The method for clearing the least significant bit can be optimized by
using word &= word - 1 instead.
Typically, the execution time of one __ffs() plus one __clear_bit() is
longer than that of a bitwise AND operation and a subtraction. To improve
performance, the loop for clearing the least significant bit has been
replaced with word &= word - 1, followed by a single __ffs() operation to
obtain the answer. This change reduces the number of __ffs() iterations
from n to just one, enhancing overall performance.

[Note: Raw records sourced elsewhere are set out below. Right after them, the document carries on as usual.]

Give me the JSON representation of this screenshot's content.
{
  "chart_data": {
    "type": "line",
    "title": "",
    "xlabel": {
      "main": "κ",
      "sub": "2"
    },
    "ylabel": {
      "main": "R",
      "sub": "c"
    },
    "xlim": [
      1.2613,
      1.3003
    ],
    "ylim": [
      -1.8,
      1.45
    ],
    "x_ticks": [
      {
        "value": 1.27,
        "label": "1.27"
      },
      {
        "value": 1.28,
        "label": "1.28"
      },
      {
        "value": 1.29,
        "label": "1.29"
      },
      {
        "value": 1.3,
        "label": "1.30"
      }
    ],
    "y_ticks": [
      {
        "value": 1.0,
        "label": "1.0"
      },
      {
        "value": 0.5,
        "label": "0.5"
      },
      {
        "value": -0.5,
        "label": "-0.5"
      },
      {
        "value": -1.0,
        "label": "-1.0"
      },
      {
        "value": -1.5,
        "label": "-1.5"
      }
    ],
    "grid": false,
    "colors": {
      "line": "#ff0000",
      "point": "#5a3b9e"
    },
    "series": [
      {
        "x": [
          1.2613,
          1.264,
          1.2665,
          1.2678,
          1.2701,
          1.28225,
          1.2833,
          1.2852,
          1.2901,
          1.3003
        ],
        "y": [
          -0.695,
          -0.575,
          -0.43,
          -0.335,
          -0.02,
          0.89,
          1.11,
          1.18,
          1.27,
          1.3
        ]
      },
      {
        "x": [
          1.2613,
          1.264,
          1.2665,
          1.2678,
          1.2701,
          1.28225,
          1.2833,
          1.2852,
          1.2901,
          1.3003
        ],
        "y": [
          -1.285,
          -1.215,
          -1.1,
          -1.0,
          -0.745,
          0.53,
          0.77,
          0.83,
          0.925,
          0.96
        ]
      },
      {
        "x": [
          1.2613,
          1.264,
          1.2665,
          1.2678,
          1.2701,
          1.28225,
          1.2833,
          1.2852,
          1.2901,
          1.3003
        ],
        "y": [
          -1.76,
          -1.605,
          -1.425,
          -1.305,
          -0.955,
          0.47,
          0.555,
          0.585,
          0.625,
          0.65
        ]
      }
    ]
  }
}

The following microbenchmark data, conducted on my x86-64 machine, shows
the execution time (in microseconds) required for 1000000 test data
generated by get_random_u64() and executed by fns() under different values
of n:
+-----+---------------+---------------+
| n | time_old | time_new |
+-----+---------------+---------------+
| 0 | 29194 | 25878 |
| 1 | 25510 | 25497 |
| 2 | 27836 | 25721 |
| 3 | 30140 | 25673 |
| 4 | 32569 | 25426 |
| 5 | 34792 | 25690 |
| 6 | 37117 | 25651 |
| 7 | 39742 | 25383 |
| 8 | 42360 | 25657 |
| 9 | 44672 | 25897 |
| 10 | 47237 | 25819 |
| 11 | 49884 | 26530 |
| 12 | 51864 | 26647 |
| 13 | 54265 | 28915 |
| 14 | 56440 | 28373 |
| 15 | 58839 | 28616 |
| 16 | 62383 | 29128 |
| 17 | 64257 | 30041 |
| 18 | 66805 | 29773 |
| 19 | 69368 | 33203 |
| 20 | 72942 | 33688 |
| 21 | 77006 | 34518 |
| 22 | 80926 | 34298 |
| 23 | 85723 | 35586 |
| 24 | 90324 | 36376 |
| 25 | 95992 | 37465 |
| 26 | 101101 | 37599 |
| 27 | 106520 | 37466 |
| 28 | 113287 | 38163 |
| 29 | 120552 | 38810 |
| 30 | 128040 | 39373 |
| 31 | 135624 | 40500 |
| 32 | 142580 | 40343 |
| 33 | 148915 | 40460 |
| 34 | 154005 | 41294 |
| 35 | 157996 | 41730 |
| 36 | 160806 | 41523 |
| 37 | 162975 | 42088 |
| 38 | 163426 | 41530 |
| 39 | 164872 | 41789 |
| 40 | 164477 | 42505 |
| 41 | 164758 | 41879 |
| 42 | 164182 | 41415 |
| 43 | 164842 | 42119 |
| 44 | 164881 | 42297 |
| 45 | 164870 | 42145 |
| 46 | 164673 | 42066 |
| 47 | 164616 | 42051 |
| 48 | 165055 | 41902 |
| 49 | 164847 | 41862 |
| 50 | 165171 | 41960 |
| 51 | 164851 | 42089 |
| 52 | 164763 | 41717 |
| 53 | 164635 | 42154 |
| 54 | 164757 | 41983 |
| 55 | 165095 | 41419 |
| 56 | 164641 | 42381 |
| 57 | 164601 | 41654 |
| 58 | 164864 | 41834 |
| 59 | 164594 | 41920 |
| 60 | 165207 | 42020 |
| 61 | 165056 | 41185 |
| 62 | 165160 | 41722 |
| 63 | 164923 | 41702 |
| 64 | 164777 | 41880 |
+-----+---------------+---------------+
Link: https://lkml.kernel.org/r/20240426035152.956702-1-visitorckw@gmail.com
Signed-off-by: Kuan-Wei Chiu <visitorckw@gmail.com>
Cc: Ching-Chun (Jim) Huang <jserv@ccns.ncku.edu.tw>
Cc: Yury Norov <yury.norov@gmail.com>
Signed-off-by: Andrew Morton <akpm@linux-foundation.org>
---
include/linux/bitops.h | 12 ++++--------
1 file changed, 4 insertions(+), 8 deletions(-)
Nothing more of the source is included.